We've been experiencing errors with lib/pq that eventually results in a state where no database connections in the pool are free. Max connections as set by SetMaxOpenConns
is not reached.
The errors normally start with db.Prepare
:
Could not prepare statement: pq: unexpected describe rows response: '3'
We also see the unexpected response 'C'. These develop into multiple occurrences of
sql: statement expects 0 inputs; got 4
and similar errors on statements that have previously been prepared with no errors.
To reiterate, we don't query any prepared statements that returned errors from Prepare
. These errors are returned from queries on successfully prepared statements.

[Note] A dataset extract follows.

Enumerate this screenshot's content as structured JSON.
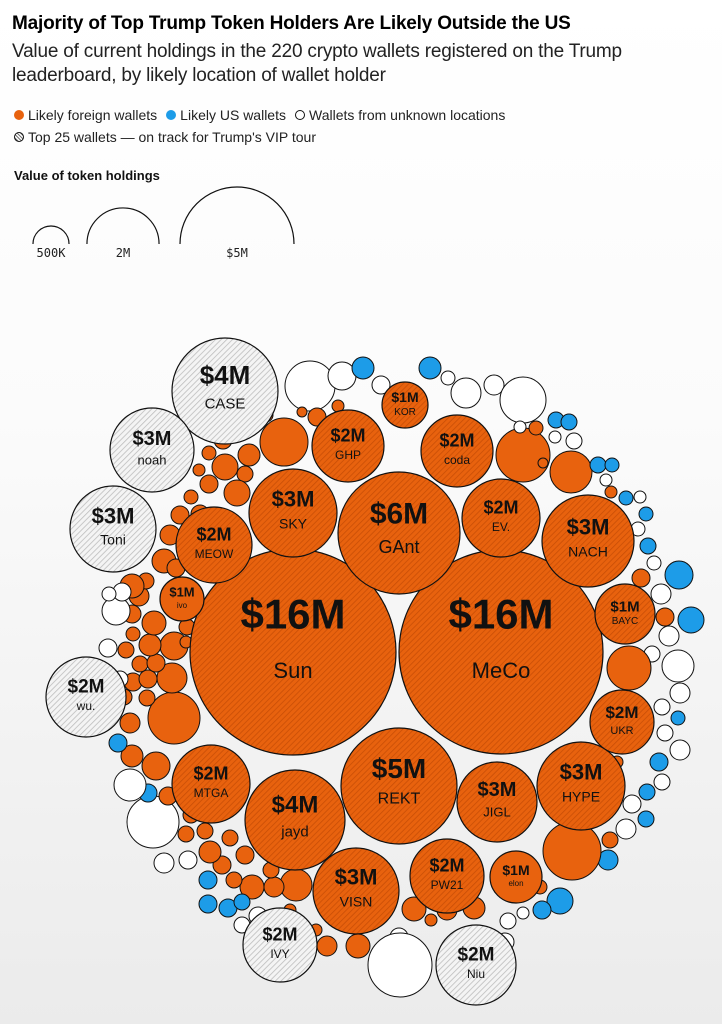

Then, we see occurrences of failures of Begin
:
Could not start a transaction: pq: unknown response for simple query: '1'
Could not start a transaction: unexpected command tag
Could not start a transaction: pq: unexpected transaction status idle in transaction
The only error in postgres around this time is:
FATAL: invalid frontend message type 90
Which happened around 20s after the initial errors were seen in our application log.
pprof
indicates that all goroutines querying the database were netpolling:
# 0x423886 netpollblock+0xa6 /usr/local/src/go/src/pkg/runtime/netpoll.goc:280
# 0x4231ea net.runtime_pollWait+0x6a /usr/local/src/go/src/pkg/runtime/netpoll.goc:116
# 0x695534 net.(*pollDesc).Wait+0x34 /usr/local/src/go/src/pkg/net/fd_poll_runtime.go:81
# 0x695590 net.(*pollDesc).WaitRead+0x30 /usr/local/src/go/src/pkg/net/fd_poll_runtime.go:86
# 0x696910 net.(*netFD).Read+0x2a0 /usr/local/src/go/src/pkg/net/fd_unix.go:204
# 0x6a5825 net.(*conn).Read+0xc5 /usr/local/src/go/src/pkg/net/net.go:122
# 0x48a1a0 bufio.(*Reader).fill+0x110 /usr/local/src/go/src/pkg/bufio/bufio.go:91
# 0x48a5a4 bufio.(*Reader).Read+0x1a4 /usr/local/src/go/src/pkg/bufio/bufio.go:159
# 0x46f566 io.ReadAtLeast+0xf6 /usr/local/src/go/src/pkg/io/io.go:288
# 0x46f6d1 io.ReadFull+0x71 /usr/local/src/go/src/pkg/io/io.go:306
# 0x4f5f9b github.com/lib/pq.(*conn).recvMessage+0x10b /home/matt/dev/go/src/github.com/lib/pq/conn.go:637
# 0x4f6357 github.com/lib/pq.(*conn).recv1+0x27 /home/matt/dev/go/src/github.com/lib/pq/conn.go:690
# 0x4f5242 github.com/lib/pq.(*conn).prepareToSimpleStmt+0x822 /home/matt/dev/go/src/github.com/lib/pq/conn.go:508
# 0x4f4997 github.com/lib/pq.(*conn).prepareTo+0x87 /home/matt/dev/go/src/github.com/lib/pq/conn.go:486
# 0x4f5670 github.com/lib/pq.(*conn).Prepare+0x120 /home/matt/dev/go/src/github.com/lib/pq/conn.go:539
# 0x4e5199 database/sql.(*driverConn).prepareLocked+0x49 /usr/local/src/go/src/pkg/database/sql/sql.go:250
# 0x4e7ce1 database/sql.(*DB).prepare+0xb1 /usr/local/src/go/src/pkg/database/sql/sql.go:828
# 0x4e7b9c database/sql.(*DB).Prepare+0x5c /usr/local/src/go/src/pkg/database/sql/sql.go:808
In a separate instance of unresponsiveness, all the goroutines were waiting on mutexes, e.g.:
# 0x4241d0 sync.runtime_Semacquire+0x30 /usr/local/src/go/src/pkg/runtime/sema.goc:199
# 0x47f136 sync.(*Mutex).Lock+0xd6 /usr/local/src/go/src/pkg/sync/mutex.go:66
# 0x4e6dd2 database/sql.(*DB).conn+0x42 /usr/local/src/go/src/pkg/database/sql/sql.go:616
# 0x4e7c82 database/sql.(*DB).prepare+0x32 /usr/local/src/go/src/pkg/database/sql/sql.go:823
# 0x4e7bbc database/sql.(*DB).Prepare+0x5c /usr/local/src/go/src/pkg/database/sql/sql.go:808
The logged errors weren't present in that case, so these could be two totally different problems.
We're running Ubuntu 12.04 and pg 9.2 with go 1.2.1, and we're not assuming a trouble-free network by any means.
I appreciate this is somewhat vague and we don't have a reproducible test case (yet), but any pointers for further investigation would be appreciated. Let me know if further background info would be helpful.